One thing I never seemed to learn in college, was how much I loved learning.
The hidden nerd within me fell asleep around 5th grade, rolled over restlessly with classic literature around late high school, and remained largely dormant until around 2004. Full time ministry and life had created a need to grow academically, spiritually, Biblically, and theologically in new ways. I found mentors who helped me discover books that would stretch me – both by affirming what I believed, and by challenging it. I took a few classes through the Free Methodist Church, and surprised myself with high grades, before being ordained in 2009. I considered “continuing education”, but with the beginnings of parenthood, I decided to wait. I wanted things to “calm down a bit” before I jumped into a Masters program. (This is where all parents everywhere laugh a bit at my naivete.)

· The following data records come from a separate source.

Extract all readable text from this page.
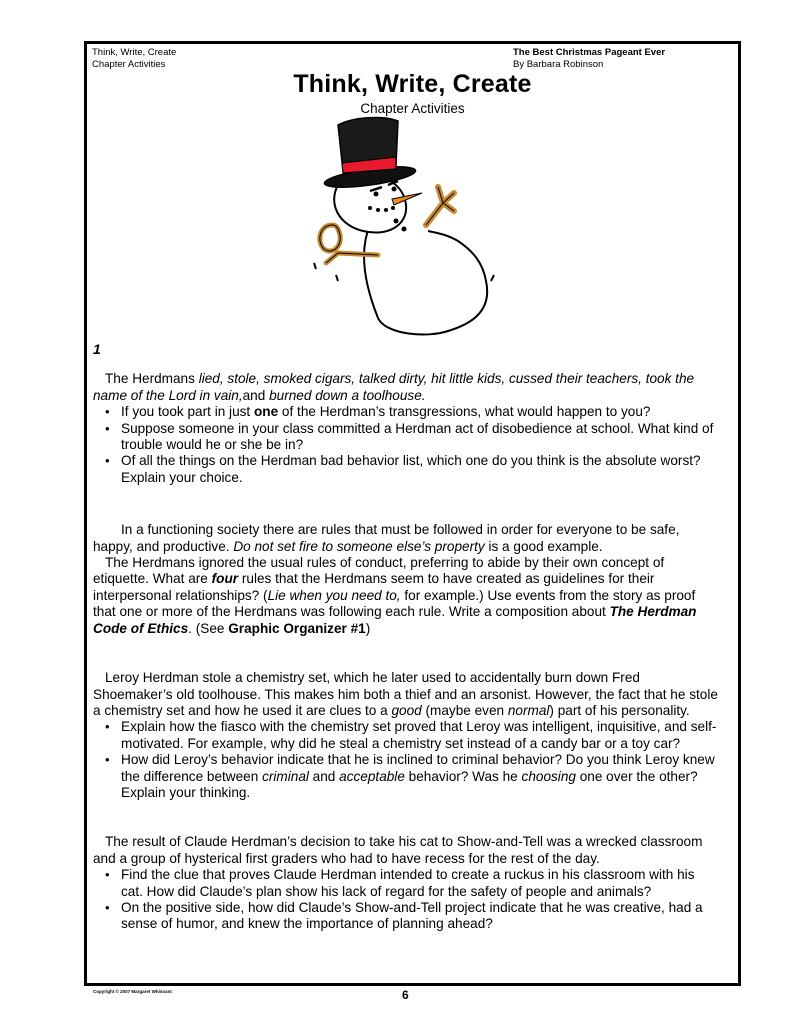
Think, Write, Create
Chapter Activities
The Best Christmas Pageant Ever
By Barbara Robinson
Think, Write, Create
Chapter Activities
1

The Herdmans lied, stole, smoked cigars, talked dirty, hit little kids, cussed their teachers, took the name of the Lord in vain,and burned down a toolhouse.

• If you took part in just one of the Herdman’s transgressions, what would happen to you?
• Suppose someone in your class committed a Herdman act of disobedience at school. What kind of trouble would he or she be in?
• Of all the things on the Herdman bad behavior list, which one do you think is the absolute worst? Explain your choice.

In a functioning society there are rules that must be followed in order for everyone to be safe, happy, and productive. Do not set fire to someone else’s property is a good example.

The Herdmans ignored the usual rules of conduct, preferring to abide by their own concept of etiquette. What are four rules that the Herdmans seem to have created as guidelines for their interpersonal relationships? (Lie when you need to, for example.) Use events from the story as proof that one or more of the Herdmans was following each rule. Write a composition about The Herdman Code of Ethics. (See Graphic Organizer #1)

Leroy Herdman stole a chemistry set, which he later used to accidentally burn down Fred Shoemaker’s old toolhouse. This makes him both a thief and an arsonist. However, the fact that he stole a chemistry set and how he used it are clues to a good (maybe even normal) part of his personality.

• Explain how the fiasco with the chemistry set proved that Leroy was intelligent, inquisitive, and self-motivated. For example, why did he steal a chemistry set instead of a candy bar or a toy car?
• How did Leroy’s behavior indicate that he is inclined to criminal behavior? Do you think Leroy knew the difference between criminal and acceptable behavior? Was he choosing one over the other? Explain your thinking.

The result of Claude Herdman’s decision to take his cat to Show-and-Tell was a wrecked classroom and a group of hysterical first graders who had to have recess for the rest of the day.

• Find the clue that proves Claude Herdman intended to create a ruckus in his classroom with his cat. How did Claude’s plan show his lack of regard for the safety of people and animals?
• On the positive side, how did Claude’s Show-and-Tell project indicate that he was creative, had a sense of humor, and knew the importance of planning ahead?
Copyright © 2007 Margaret Whisnant	6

Finally, in January of 2015 I began my MDiv through Wesley Seminary at Indiana Wesleyan Seminary. We had 3 growing children at home, and a 4th daughter trapped in the DR Congo since late 2012, that we weren’t sure when/how we’d bring home. I’d waited long enough, and life didn’t show any signs of “settling down”. My senior pastor at the time encouraged me to check it out, and it seemed like here was a program that not only “allowed” you to be in ministry while learning, but actually embraced your place of service as a primary lens through which your learning would be taking place.

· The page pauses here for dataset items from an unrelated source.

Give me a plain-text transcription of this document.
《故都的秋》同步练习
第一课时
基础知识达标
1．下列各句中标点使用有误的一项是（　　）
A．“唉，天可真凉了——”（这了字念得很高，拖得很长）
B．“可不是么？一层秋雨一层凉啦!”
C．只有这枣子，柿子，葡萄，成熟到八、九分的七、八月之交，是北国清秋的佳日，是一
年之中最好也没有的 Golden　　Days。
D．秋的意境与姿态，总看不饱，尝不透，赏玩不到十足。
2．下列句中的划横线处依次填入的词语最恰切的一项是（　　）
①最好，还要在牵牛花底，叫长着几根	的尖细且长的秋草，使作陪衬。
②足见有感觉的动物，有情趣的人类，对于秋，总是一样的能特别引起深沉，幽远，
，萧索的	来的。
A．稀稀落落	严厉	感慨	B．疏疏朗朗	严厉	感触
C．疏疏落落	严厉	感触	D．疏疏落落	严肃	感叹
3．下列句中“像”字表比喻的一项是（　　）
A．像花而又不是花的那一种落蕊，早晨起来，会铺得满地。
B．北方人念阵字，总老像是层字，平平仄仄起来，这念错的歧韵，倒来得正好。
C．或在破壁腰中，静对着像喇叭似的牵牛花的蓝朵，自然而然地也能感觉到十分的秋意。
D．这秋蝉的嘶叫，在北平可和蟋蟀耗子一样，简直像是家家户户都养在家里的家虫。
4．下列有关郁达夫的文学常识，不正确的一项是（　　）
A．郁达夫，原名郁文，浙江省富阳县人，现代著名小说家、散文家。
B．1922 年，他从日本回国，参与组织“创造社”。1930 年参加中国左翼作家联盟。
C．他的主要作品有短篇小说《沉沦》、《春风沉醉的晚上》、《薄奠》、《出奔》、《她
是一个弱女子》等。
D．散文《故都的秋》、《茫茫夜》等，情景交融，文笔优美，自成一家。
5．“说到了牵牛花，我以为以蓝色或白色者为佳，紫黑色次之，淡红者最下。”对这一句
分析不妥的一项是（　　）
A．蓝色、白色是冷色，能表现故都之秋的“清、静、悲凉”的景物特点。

I was really glad I waited until life was “calm” before continuing my education. In June 2015 during an on-site intensive in Marion, IN we received word that our daughter’s health was failing in the DR Congo. That launched a trip to Kinshasa to care for her needs, and over the next half a year worked out a move into foster care to make sure she’d survive until we could bring her home. We were finally given permission to bring her home in early 2016. We purchased one-way tickets in the middle of the semester and found ourselves trapped without any idea when we would be allowed to leave Africa ourselves.
After a few weeks, we finally made it home on March 31st and I dropped any summer classes in order to soak in these first moments together as a family. This pushed graduation back, but was well worth the change, and Wesley Seminary professors and advisors encouraged these moments.
I picked classwork back up that fall, just as the new school-year was beginning. (Remember – I’m also a full-time youth pastor here!) Things started to find a routine, and our youngest daughter was learning both English AND what it meant to live in a family context. Then 2017 arrived. Our lead pastor announced he was leaving, and I found my own position precariously perched on the edge of the unknown. I accepted a slight pay-cut, and increased ministry oversight in order to stay and even fill-in through that summer many ways until a new lead pastor arrived that fall. We survived all of this because of our amazing church, volunteers, and the Holy Spirit for sure. Life was busy, to put it mildly. Through it all, classes continued. Graduation was coming in late 2018!
In November of 2017, God decided to pull another trick that apparently He’d been working on years before. He slowly (very slowly!) made it obvious that we were being called to full-time missions work in Hungary!! It was a difficult but exciting thing to announce, and we’ve been slowly starting to work out the details. (We’d love to come share at your church/group!)
All of that to say – life didn’t slow down. If anything, it was as if life said “Oh yeah? Gonna start a degree? Take this!” and began ninja-kicking things. Still, the crew at Wesley Seminary, our amazing church friends/family, and the Love of God have helped us navigate these days. As I finished my final “Capstone” class in Marion, IN last week – I’d urge anyone considering taking a step like this – pray, and step forward. If you’re in ministry already, don’t wait for “things to calm down”. It has been a great blessing – personally, professionally, and spiritually.